Шрифт:
В этом отчаянии существует много моментов: Прославляют «динамику» любой ценой, ликуют в движении как таковом, хотят нового и уничтожения старого. Восторгаются всеми великими людьми, прибегавшими к насилию, — Чингисханом, Чан Кай Ши, Агафоклом* и, как всегда, Александром, Цезарем, Наполеоном. Восхваляют, наоборот, также и возврат к прошлому. Примитивное, как таковое, обладает очарованием и вечной истиной, будь то предыстория или жизнь примитивных народов. Восхищаются средними веками, великим порядком твердо установленных состояний, устройством всех империй, наложившим отпечаток на последующие века.
Хотят создать новый миф; его грубо провозглашают в диктаторских движениях или более тонко обыгрывают в образованных кругах, устанавливающих культ Гельдерлина, Ван Гога (или даже их эпигонов). При этом забывают, что эти великие люди — поразительные исключения, в своей подлинности большей частью изначально связаны с разрушительным духовным заболеванием. Действительное присутствие в них мифа производит необыкновенное впечатление в этом полностью лишенном мифа современном мире. Чистая душа Гельдерлина в самом деле незабываема, ее миф чарует, вступать в ее сферу — благо. Но все это не есть истинный миф, ибо он подлинен лишь в этих отдельных людях, он стоит вне общности и поэтому внезапен, как ничто.
Всегда остается возможность обратиться к религиозным верованиям. Когда все смешивается в вихре бессмыслия, они выступают в своем постоянстве. В соответствии с бегущим от свободы духом, переходящим попеременно от анархии к диктатуре, они усиливают теперь свою неограниченную ортодоксальность, свой характер полной связанности человека, но при этом не могут восстановить то, чем религия была некогда: проникновением во всю жизнь в ее обыденности, от рождения до смерти, сферой, в которой все происходит и посредством которой человек всегда пребывает у себя. Сегодня и религия остается областью жизни, воскресным днем наряду с другой жизнью и вне ее.
Эти религии с их альтернативой «либо нигилизм, либо откровение» отвергают философию, философию упрекают в том, что она также несет интеллектуальную ответственность за бедствие современной души.
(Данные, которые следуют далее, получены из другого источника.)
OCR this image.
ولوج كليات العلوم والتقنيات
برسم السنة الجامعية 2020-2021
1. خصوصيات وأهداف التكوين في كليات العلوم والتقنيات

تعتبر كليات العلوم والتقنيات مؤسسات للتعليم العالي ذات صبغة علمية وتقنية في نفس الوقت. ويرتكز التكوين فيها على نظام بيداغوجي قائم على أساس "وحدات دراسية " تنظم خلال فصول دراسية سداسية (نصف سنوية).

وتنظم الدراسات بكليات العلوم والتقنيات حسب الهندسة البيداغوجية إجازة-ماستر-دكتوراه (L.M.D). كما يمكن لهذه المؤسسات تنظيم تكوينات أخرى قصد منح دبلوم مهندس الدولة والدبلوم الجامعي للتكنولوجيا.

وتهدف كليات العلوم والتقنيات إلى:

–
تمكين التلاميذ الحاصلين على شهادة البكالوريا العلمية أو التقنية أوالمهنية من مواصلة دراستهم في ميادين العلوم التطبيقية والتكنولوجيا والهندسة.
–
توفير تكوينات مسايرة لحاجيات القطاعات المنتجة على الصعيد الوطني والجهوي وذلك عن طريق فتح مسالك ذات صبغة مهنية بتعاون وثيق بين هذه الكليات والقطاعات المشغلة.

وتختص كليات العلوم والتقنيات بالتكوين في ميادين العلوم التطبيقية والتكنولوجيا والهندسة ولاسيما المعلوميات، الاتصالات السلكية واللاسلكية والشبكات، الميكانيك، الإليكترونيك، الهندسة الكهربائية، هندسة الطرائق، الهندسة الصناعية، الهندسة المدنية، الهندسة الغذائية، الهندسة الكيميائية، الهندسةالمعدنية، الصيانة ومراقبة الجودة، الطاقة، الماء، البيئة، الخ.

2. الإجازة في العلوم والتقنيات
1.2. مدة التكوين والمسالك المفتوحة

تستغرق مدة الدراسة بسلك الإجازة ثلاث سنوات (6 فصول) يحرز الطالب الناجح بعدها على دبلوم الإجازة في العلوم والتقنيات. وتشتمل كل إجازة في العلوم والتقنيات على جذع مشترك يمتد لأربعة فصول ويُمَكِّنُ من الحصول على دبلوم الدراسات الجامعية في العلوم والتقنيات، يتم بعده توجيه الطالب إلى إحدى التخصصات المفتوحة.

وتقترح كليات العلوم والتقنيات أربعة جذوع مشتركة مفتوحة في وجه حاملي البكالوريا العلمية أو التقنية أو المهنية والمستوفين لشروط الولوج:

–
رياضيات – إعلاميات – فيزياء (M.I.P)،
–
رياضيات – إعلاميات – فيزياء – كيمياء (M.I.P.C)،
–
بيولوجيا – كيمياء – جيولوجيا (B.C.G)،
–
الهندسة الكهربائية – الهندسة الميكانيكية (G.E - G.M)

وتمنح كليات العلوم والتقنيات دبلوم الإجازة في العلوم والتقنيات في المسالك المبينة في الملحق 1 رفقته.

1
Однако о конце философии мы слышим не только от тех, кто своей альтернативой хотят принудить нас к вере в откровение. Конец философии провозгласил и национал-социализм, неспособный вынести независимость философского мышления. Философия должна была быть заменена биологическим мировоззрением и антропологией. И философию отвергает также любая разновидность нигилизма, объявляя ее миром иллюзий, напрасных грез, самообмана слабых людей. С точки зрения нигилизма то и другое, религия и философия, пришло к своему концу. Новым должна быть свобода человека, лишенного иллюзий, не обладающего ни почвой, ни целью. К тому же распространенное общественное мнение считает философию в лучшем случае излишней; ибо полагает, что философия слепа по отношению к настоящему, к его силам и движениям. Спрашивают: Для чего нужна философия? Философия не помогает. Платон не мог помочь грекам, он не предотвратил их гибель, более того, косвенным образом содействовал этой гибели.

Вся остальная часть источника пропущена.